Duke, the largest supplier of electricity in the United States, was ordered by a judge late last week to address groundwater contamination at its 33 coal ash storage lagoons at 14 sites across North Carolina. The decision came about one month after as much as 35 million gallons of coal ash and arsenic-contaminated water spilled into the Dan River due to a ruptured pipe at a Duke Energy power plant in Eden, North Carolina.
Based on a similar effort in South Carolina - in which Santee Cooper utility needed $250 million to clear 11 million tons of ash – Duke’s expenses to empty its ash sites could hit $1 billion, according to the state Utilities Commission. Duke has around 106 million total tons of coal ash waste in the state, 84 million of which were dumped into simple ponds, likely resulting in ground contamination.
Duke Energy CEO Lynn Good said the company will carry costs for cleaning the Dan River, around 70 miles of which is now caked with toxic coal waste. But as for the cleaning of the remaining sites, Good says it’s part of normal consumer costs.
“Because that ash was created over decades for the generation of electricity, we do believe that ash-pond disposal costs are ultimately part of our cost structure,” Good told the Charlotte Observer on Friday. “But the determination of payment will be up to the North Carolina Utilities Commission and how they handle that, so I think that’s something that will unfold over time.”
The state Utilities Commission will have final say on whether Duke’s 3.2 million customers will foot the bill. To meet a $1 billion effort, a household may have to pay between 50 cents and 75 cents a month for the next 10 to 15 years, the Commission official told the Raleigh News & Observer.
Critics have long said the waste ponds needed to be addressed.
“Duke has profited from doing the cheapest thing for decades, and it’s now time for them to pay the bill,” D.J. Gerken, a lawyer for the Southern Environmental Law Center, told the News & Observer.
A state judge ruled in favor of the Southern Environmental Law Center last week, demanding Duke clear the storage ponds. Three prior lawsuits challenging Duke's lagoons were all blocked by state regulators at the North Carolina Department of Environment and Natural Resources.
Coal ash is waste left after burning coal that contains arsenic, mercury, lead, and over a dozen other heavy metals, many of which are toxic.
Following last month’s discovery of pipe leak into the Dan River, regulators found two more storm drains nearby bleeding waste without permits. One is still leaking into the river while the other is not leaking enough arsenic to be considered a problem by state water quality standards, WRAL reported.

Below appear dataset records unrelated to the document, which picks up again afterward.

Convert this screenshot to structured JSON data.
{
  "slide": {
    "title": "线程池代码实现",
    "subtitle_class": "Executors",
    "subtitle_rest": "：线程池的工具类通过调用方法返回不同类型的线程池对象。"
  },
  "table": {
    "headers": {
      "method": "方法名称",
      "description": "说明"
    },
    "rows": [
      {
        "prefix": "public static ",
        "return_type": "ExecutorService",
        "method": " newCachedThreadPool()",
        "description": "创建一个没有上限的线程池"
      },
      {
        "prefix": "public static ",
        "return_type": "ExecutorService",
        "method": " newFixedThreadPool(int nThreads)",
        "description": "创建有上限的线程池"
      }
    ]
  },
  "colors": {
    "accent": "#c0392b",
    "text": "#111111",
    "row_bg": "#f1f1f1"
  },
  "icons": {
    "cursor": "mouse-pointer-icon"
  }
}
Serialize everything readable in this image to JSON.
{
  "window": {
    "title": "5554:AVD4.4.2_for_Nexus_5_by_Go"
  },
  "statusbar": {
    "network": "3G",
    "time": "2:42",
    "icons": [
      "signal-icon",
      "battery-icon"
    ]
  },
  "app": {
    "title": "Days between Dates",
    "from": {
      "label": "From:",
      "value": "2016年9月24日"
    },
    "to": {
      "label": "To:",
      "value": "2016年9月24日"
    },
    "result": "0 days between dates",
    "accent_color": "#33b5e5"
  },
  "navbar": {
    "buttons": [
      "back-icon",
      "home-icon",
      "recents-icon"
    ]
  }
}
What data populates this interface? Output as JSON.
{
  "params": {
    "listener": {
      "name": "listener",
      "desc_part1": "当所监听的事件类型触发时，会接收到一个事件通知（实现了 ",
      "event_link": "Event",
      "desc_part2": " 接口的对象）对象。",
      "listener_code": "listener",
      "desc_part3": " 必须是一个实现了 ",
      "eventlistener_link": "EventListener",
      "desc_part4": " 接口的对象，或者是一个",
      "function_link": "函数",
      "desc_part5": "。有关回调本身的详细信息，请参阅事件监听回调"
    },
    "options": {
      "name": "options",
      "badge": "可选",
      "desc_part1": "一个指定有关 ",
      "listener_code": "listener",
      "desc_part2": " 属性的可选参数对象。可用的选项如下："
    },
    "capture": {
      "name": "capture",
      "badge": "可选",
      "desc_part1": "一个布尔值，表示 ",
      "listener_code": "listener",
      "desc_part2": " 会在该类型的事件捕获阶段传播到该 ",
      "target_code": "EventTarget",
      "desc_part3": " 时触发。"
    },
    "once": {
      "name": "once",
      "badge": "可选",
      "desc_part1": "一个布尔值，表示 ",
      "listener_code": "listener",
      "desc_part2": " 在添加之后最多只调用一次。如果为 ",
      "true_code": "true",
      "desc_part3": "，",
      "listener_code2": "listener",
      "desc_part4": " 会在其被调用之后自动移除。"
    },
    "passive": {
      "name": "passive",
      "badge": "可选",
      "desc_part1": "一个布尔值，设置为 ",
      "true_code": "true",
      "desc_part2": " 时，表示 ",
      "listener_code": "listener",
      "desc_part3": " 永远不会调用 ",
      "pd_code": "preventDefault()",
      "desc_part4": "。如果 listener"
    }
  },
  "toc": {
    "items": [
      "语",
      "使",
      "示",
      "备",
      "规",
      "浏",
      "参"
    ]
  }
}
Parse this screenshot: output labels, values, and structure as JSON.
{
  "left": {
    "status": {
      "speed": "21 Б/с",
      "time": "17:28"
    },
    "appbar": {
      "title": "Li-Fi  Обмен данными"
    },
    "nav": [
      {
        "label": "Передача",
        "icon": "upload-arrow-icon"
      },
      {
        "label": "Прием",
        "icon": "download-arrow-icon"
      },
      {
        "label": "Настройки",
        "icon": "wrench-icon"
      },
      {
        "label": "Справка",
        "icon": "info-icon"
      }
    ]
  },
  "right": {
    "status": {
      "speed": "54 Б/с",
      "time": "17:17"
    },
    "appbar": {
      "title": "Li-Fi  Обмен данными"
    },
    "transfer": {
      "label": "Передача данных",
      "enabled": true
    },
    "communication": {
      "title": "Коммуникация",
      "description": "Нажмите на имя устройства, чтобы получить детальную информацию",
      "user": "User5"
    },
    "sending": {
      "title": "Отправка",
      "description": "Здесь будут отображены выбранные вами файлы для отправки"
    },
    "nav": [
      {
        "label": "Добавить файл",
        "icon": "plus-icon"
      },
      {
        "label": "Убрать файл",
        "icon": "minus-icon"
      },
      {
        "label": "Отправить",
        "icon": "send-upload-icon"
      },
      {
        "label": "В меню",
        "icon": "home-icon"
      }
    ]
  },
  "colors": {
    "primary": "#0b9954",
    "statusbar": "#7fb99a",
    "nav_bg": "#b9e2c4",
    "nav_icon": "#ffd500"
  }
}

Duke spokesman Thomas Williams told Newsweek on Monday that the two other storm drains are “in the permitting process,” but said he would not get “into specific pipe leaks.”
The state environmental department has been subpoenaed by federal prosecutors as part of the criminal investigation following the major leak. The department conducted an audit of Duke permits after the spill, issuing violation citations for five power plants that Duke had “neither applied for or obtained stormwater permits,” according to a press release.
North Carolina Governor Pat McCrory is also taking heat for the spill – not only because of accusations of a lax regulatory structure that has allowed Duke to unsafely store the ash, but also because he worked at Duke for 28 years. He said Monday that “all forms of energy have a downside,” though he stressed that Duke did not take proper care before the spill.
“What’s discouraging about this Dan River situation, and several others that are coming up now, is the responsibility wasn’t taken care of somewhere within that organization,” he said, according to the News & Observer. “Someone in that massive organization, which I used to work for, just assumed that it was OK. You can make assumptions on anything.”